Louisiana State University
As part of a $1.4 million HHMI science education grant, 5 to 10 LSU undergraduates will travel to the labs of infectious disease researchers in Europe, Africa, South America, and Asia in the hopes of broadening their perspective and introduce them to new ways of thinking about science.
Participating in undergraduate research can open entire scientific vistas that students never knew existed. At Louisiana State University (LSU), undergraduate researchers will also have the opportunity see the world.
As part of a $1.4 million HHMI science education grant, and in a new collaboration with HHMI professor Isiah Warner, 5 to 10 LSU undergraduates will travel to the labs of infectious disease researchers in Europe, Africa, South America, and Asia.
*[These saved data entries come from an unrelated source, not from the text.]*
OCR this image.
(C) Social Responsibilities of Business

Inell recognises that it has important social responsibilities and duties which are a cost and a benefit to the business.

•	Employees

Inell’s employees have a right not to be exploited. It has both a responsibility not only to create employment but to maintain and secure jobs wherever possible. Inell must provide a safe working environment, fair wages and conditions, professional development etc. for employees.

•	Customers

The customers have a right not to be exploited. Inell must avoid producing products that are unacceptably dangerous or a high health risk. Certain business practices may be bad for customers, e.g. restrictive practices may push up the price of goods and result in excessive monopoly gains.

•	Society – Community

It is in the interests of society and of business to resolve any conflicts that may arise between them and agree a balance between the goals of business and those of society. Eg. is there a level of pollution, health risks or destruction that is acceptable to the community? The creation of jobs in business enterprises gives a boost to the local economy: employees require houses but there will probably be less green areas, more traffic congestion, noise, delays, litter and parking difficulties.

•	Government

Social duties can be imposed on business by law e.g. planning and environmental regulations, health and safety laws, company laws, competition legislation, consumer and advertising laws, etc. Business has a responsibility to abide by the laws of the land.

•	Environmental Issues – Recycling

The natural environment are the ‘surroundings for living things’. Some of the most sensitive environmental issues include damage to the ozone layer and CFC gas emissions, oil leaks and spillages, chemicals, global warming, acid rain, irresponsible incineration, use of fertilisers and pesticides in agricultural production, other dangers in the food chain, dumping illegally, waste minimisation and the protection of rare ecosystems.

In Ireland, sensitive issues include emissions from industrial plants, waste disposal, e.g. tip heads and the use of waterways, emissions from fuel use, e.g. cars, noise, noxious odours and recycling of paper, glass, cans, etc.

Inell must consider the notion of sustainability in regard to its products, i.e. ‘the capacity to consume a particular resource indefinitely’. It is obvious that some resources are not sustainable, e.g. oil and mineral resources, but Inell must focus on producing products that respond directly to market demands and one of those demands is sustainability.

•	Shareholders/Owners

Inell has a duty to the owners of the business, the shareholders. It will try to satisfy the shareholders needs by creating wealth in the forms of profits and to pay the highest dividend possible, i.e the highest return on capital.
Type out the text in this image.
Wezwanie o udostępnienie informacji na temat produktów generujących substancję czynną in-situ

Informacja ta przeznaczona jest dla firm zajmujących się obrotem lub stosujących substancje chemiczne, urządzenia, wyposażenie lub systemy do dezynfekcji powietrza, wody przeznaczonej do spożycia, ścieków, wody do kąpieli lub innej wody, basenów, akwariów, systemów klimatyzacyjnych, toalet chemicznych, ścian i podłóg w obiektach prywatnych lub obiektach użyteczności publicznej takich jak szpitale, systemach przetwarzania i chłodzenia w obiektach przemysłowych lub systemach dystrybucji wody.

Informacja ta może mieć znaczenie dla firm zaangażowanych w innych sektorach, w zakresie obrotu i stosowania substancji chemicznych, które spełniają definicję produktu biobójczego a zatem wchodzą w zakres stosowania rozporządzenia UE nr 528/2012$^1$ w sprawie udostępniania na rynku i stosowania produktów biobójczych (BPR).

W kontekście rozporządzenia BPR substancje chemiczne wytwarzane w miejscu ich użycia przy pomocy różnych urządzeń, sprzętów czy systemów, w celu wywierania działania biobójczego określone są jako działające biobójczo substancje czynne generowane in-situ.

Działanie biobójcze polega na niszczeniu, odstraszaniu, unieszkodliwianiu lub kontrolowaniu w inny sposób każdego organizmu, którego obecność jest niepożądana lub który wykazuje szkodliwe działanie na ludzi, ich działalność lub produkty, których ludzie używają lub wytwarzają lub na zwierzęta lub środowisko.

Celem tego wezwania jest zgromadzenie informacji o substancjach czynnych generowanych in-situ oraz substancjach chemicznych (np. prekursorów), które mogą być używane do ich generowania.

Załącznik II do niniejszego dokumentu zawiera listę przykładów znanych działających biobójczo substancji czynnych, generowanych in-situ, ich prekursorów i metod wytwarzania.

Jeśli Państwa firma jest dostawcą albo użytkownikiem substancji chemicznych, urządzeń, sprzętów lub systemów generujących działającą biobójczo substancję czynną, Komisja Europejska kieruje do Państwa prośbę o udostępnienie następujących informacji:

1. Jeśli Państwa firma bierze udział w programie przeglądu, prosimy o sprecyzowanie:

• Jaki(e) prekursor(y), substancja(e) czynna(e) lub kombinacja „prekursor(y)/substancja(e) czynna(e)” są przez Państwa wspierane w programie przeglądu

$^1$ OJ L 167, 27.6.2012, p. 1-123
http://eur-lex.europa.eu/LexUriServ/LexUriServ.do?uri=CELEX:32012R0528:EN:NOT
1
In addition to expanding students’ options for research experience, the university hopes to broaden their perspective and introduce them to new ways of thinking about science.
“Too often U.S. students have an insular view of research,” says Randy Duran, a chemistry professor and the HHMI program director at LSU. Many U.S. researchers assume that the way science is done in this country is the best way, without seeking out opportunities to experience how researchers in another culture might approach a problem differently, he says. “By sending talented young students to world-class research labs abroad, we hope that they will be more open to discovering distinctive elements that make top scientists outside the U.S. successful and innovative.”
The international research opportunity is a natural follow-on to LSU’s existing student research program, which also has HHMI support. Students from LSU and across the country participate in a 12-week summer research program. LSU students can continue their research throughout the year. Those who excel at home get the opportunity to work in laboratories of HHMI investigators around the country who have links to LSU scientists.
Now students who have worked successfully in LSU labs will also be able to spend a summer and fall semester working with an international research group. The focus on infectious disease is expected to help students see the immediate relevance of their laboratory work as it is applied to societal needs, Duran says.